I spoke with David Wolf of Accenture about what conclusions we should draw from these discoveries. He said the most obvious thing is that in the near future, most attention will be paid to hybrid business models. “The only thing that becomes clear from the study is that none of the emerging business models will be the only one ,” Wolf explained.
Hand in hand with the hybrid model, the aggressive transition to a multi-platform content distribution strategy is striding. “What we found out is that platforms and growth need to be considered together,” Wolf explained. “How do we make products that cover all possible types of screens?” About 65% of respondents said that business would grow with new platforms and new delivery methods. 25% said that growth would be due to new content, and only 10% said they were counting on new geographic markets. For three years, these answers have not changed much.

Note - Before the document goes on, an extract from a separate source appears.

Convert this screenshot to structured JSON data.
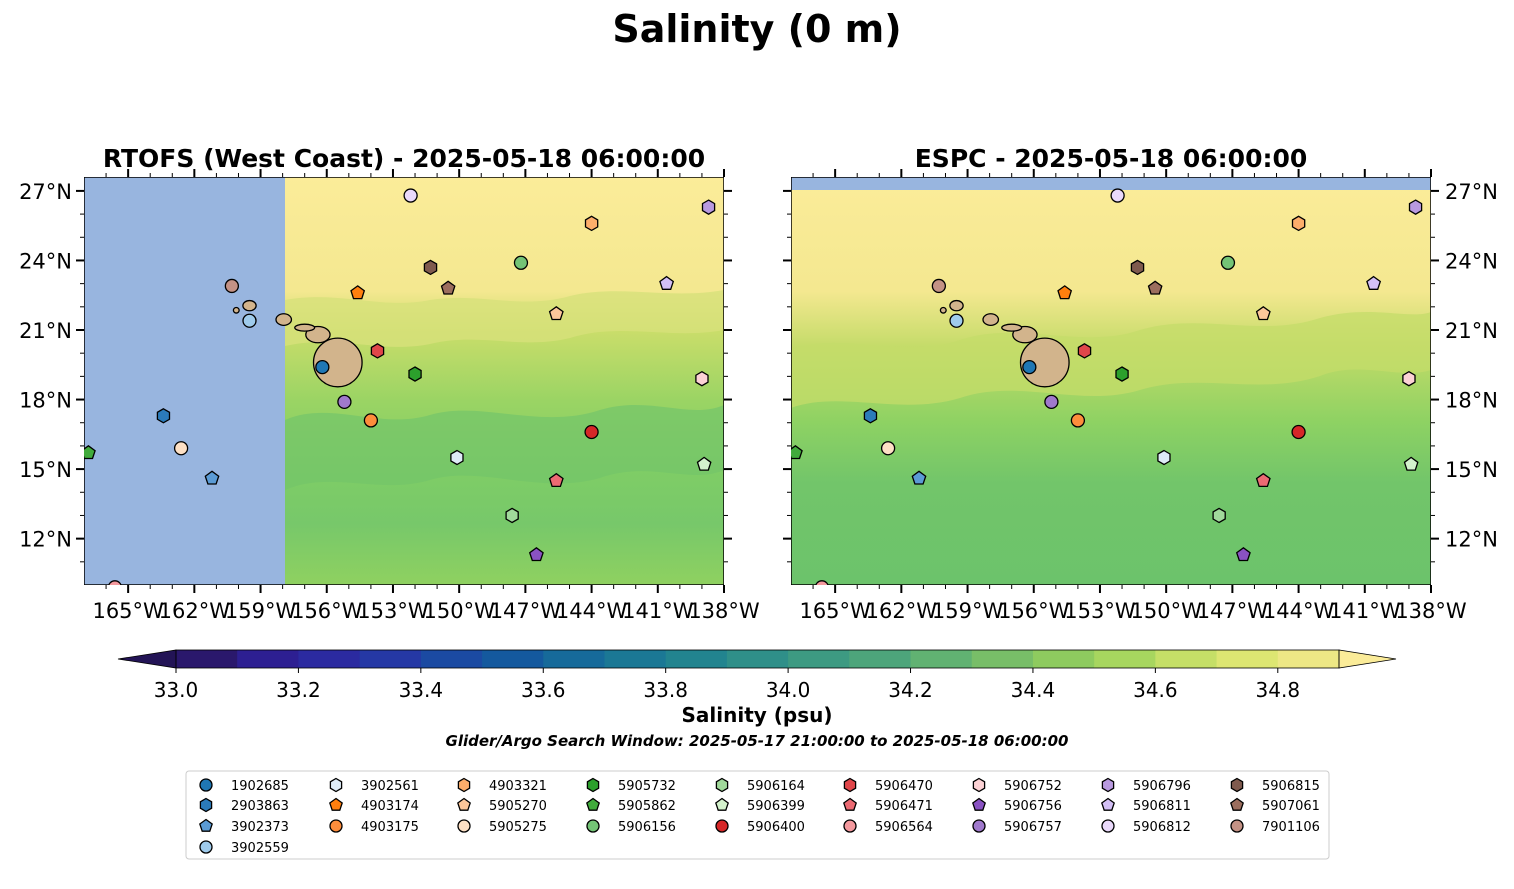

Another trend that the media industry is looking at is the more personalized use of data. Instead of looking at the audience in a general way, Wolf predicts that media companies will learn to adapt to individual consumer needs. About the way hotel chains attract customers through loyalty programs. In those companies where they used to follow the demographic principles of determining the audience in the old fashioned way, Wolf said that they “change the stereotype” to something more individualized.